It’s weather like what we have experienced over the last seven days, that puts a lot of beef farmers off turning cattle out early. ‘I’m only putting them out if they can stay out’ is the common mind-set. If everyone were to follow this theory, there wouldn’t be a beef animal outside until the first week in April each year.
Fair enough, some springs simply don’t offer the opportunity to get to grass early. However, I don’t think there can be many excuses for not getting some grazing in since the beginning of February this year. After all, for those that worked so hard to follow an autumn grazing planner and build up decent grass covers in the back-end, isn’t it all in vain unless you are willing to try and get it grazed early?
Despite having to re-house at the weekend, one farmer that certainly doesn’t regret an early turn-out is Brian Doran, Co Wicklow’s representative in the Teagasc/Irish Farmers Journal BETTER farm beef challenge. Brian is operating a steer- and heifer-beef system on 44ha just outside the village of Carnew. Since the beginning of the programme, he has slightly increased his suckler cow numbers to 47 calving this spring.

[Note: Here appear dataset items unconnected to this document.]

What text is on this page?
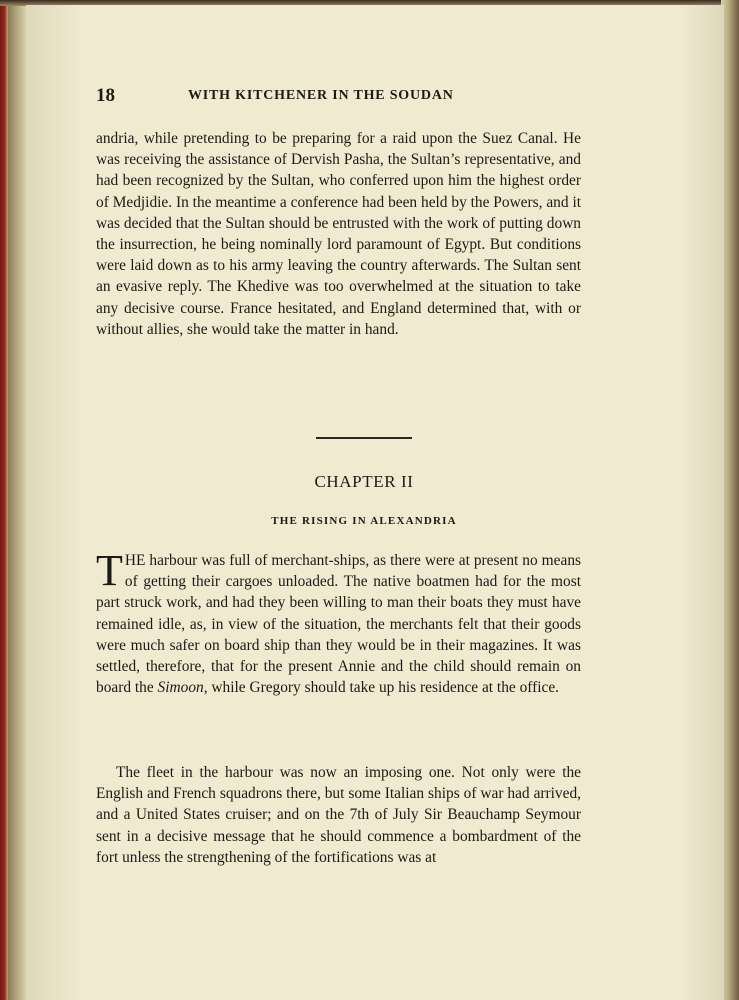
18	WITH KITCHENER IN THE SOUDAN

andria, while pretending to be preparing for a raid upon the Suez Canal. He was receiving the assistance of Dervish Pasha, the Sultan’s representative, and had been recognized by the Sultan, who conferred upon him the highest order of Medjidie. In the meantime a conference had been held by the Powers, and it was decided that the Sultan should be entrusted with the work of putting down the insurrection, he being nominally lord paramount of Egypt. But conditions were laid down as to his army leaving the country afterwards. The Sultan sent an evasive reply. The Khedive was too overwhelmed at the situation to take any decisive course. France hesitated, and England determined that, with or without allies, she would take the matter in hand.

CHAPTER II
THE RISING IN ALEXANDRIA

THE harbour was full of merchant-ships, as there were at present no means of getting their cargoes unloaded. The native boatmen had for the most part struck work, and had they been willing to man their boats they must have remained idle, as, in view of the situation, the merchants felt that their goods were much safer on board ship than they would be in their magazines. It was settled, therefore, that for the present Annie and the child should remain on board the Simoon, while Gregory should take up his residence at the office.

The fleet in the harbour was now an imposing one. Not only were the English and French squadrons there, but some Italian ships of war had arrived, and a United States cruiser; and on the 7th of July Sir Beauchamp Seymour sent in a decisive message that he should commence a bombardment of the fort unless the strengthening of the fortifications was at
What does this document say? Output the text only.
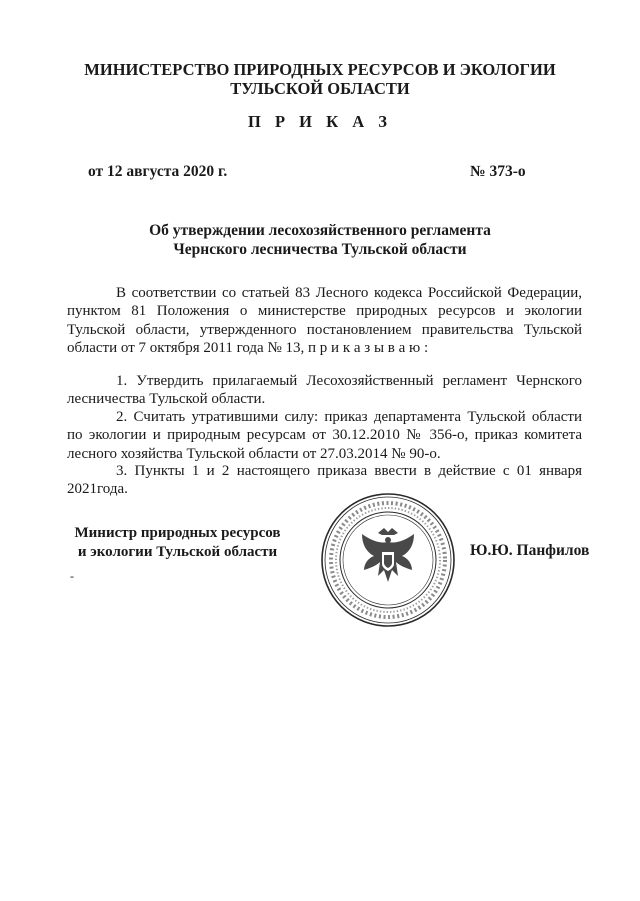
МИНИСТЕРСТВО ПРИРОДНЫХ РЕСУРСОВ И ЭКОЛОГИИ
ТУЛЬСКОЙ ОБЛАСТИ
П Р И К А З
от 12 августа 2020 г.	№ 373-о
Об утверждении лесохозяйственного регламента
Чернского лесничества Тульской области

В соответствии со статьей 83 Лесного кодекса Российской Федерации, пунктом 81 Положения о министерстве природных ресурсов и экологии Тульской области, утвержденного постановлением правительства Тульской области от 7 октября 2011 года № 13, п р и к а з ы в а ю :

1. Утвердить прилагаемый Лесохозяйственный регламент Чернского лесничества Тульской области.

2. Считать утратившими силу: приказ департамента Тульской области по экологии и природным ресурсам от 30.12.2010 № 356-о, приказ комитета лесного хозяйства Тульской области от 27.03.2014 № 90-о.

3. Пункты 1 и 2 настоящего приказа ввести в действие с 01 января 2021года.

Министр природных ресурсов
и экологии Тульской области
-
Ю.Ю. Панфилов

An example of the clean-outs achieved.
However, having placed such a strong emphasis on grassland management in the first two years of the programme, Brian is eager to maximise the benefits of this. With 45 of his own 2018-born steers and heifers for grazing in 2019, he also has an additional 39 one-year-old cattle on the farm at present. A combination of calves that were reared in 2018 and weanlings that were purchased at the end of the year.
Forty-seven cows and calves, plus 84 one- to two- year olds will give Brain a stocking rate of 2.5LU/ha across the entire farm, or 3.4LU/ha when silage ground is excluded.
Almost three weeks ago, Brian started to let out the first of his cows and new-born calves. Soon after that, all 84 stores were let out. Up until last weekend, Brian had a total 15 cows and calves and 84 stores at grass. It was text-book spring grazing with clean-outs of 4-5cm, little-to-no ground damage, 25 units of urea spread on the whole farm and absolutely no supplementary feed going out, except hi-mag licks to cows. Between 25-30% (six paddocks) of the grazing platform were grazed.
Doing the daily stock-check on Sunday morning left Brian pondering over the need to bring stock back in, or not. It wasn’t so much the rain that had fallen, but more so the rain and cold that was on the way.
“I brought in the 84 stores and six of the cows and calves in less than an hour on Sunday morning”, Brain said. “There hadn’t been any damage done at that point, but with the rain and the cold on the way, I thought it was best to take them off in case they did do harm.” Nine cows and calves remained out.
Brian openly admits he doesn’t regret turning them out, and nor should he. There are three main reasons for early turn-out on any farm; lower feeding costs, improved grass quality in the second and third rotations, and increased quantities of grass grown on the farm annually. For Brian, all three of these were achieved.
“The 84 weanlings were eating 1.5t of silage each day. With those, along with 15 cows out of the yard, I’ve probably saved between 25-30t straight away,” he said.
Furthermore, having walked the farm on Monday with Brian, BETTER farm adviser Tommy Cox and local B&T adviser Eoin Woulfe, the most impressive part was certainly the clean-outs in each paddock. Well below 5cm was being achieved.
These have since received slurry and, as a result, look certain to push out a very high-quality sward in the next rotation. For Brian, the most intriguing aspect of the early turnout has been the extent of the re-growths in the grazed paddocks.
A lot of farmers across the country have been doubting the higher-than-normal growth rates displayed on PastureBase over the last month. In many cases, it is much lower than what is being reported but this is only on ground that hasn’t been grazed.
Growth is very minimal as the plant is dormant after the winter. Grazing grass has the effect of stimulating growth in the plant and therefore, it is in the grazed paddocks that excellent growth rates are being achieved. Think of how your lawn reacts when you cut it for the first time - once you start, it will keep growing.
An eye on the weather
While most grazing is at a standstill for now due to the weather, it is important to be ready to get to grass when conditions do allow.
“As soon as the weather lets me, I’ll be putting everything back out again,” Brian highlighted.
“I’ll be able to get them out in less than an hour and the good thing is they know what they are at so they will settle quickly.”
He added: “To be fair to the programme and to my advisers they have always pushed me to work on grassland management and getting cattle out early. I’d definitely say I’ve shortened my winter by two or three months because of it.”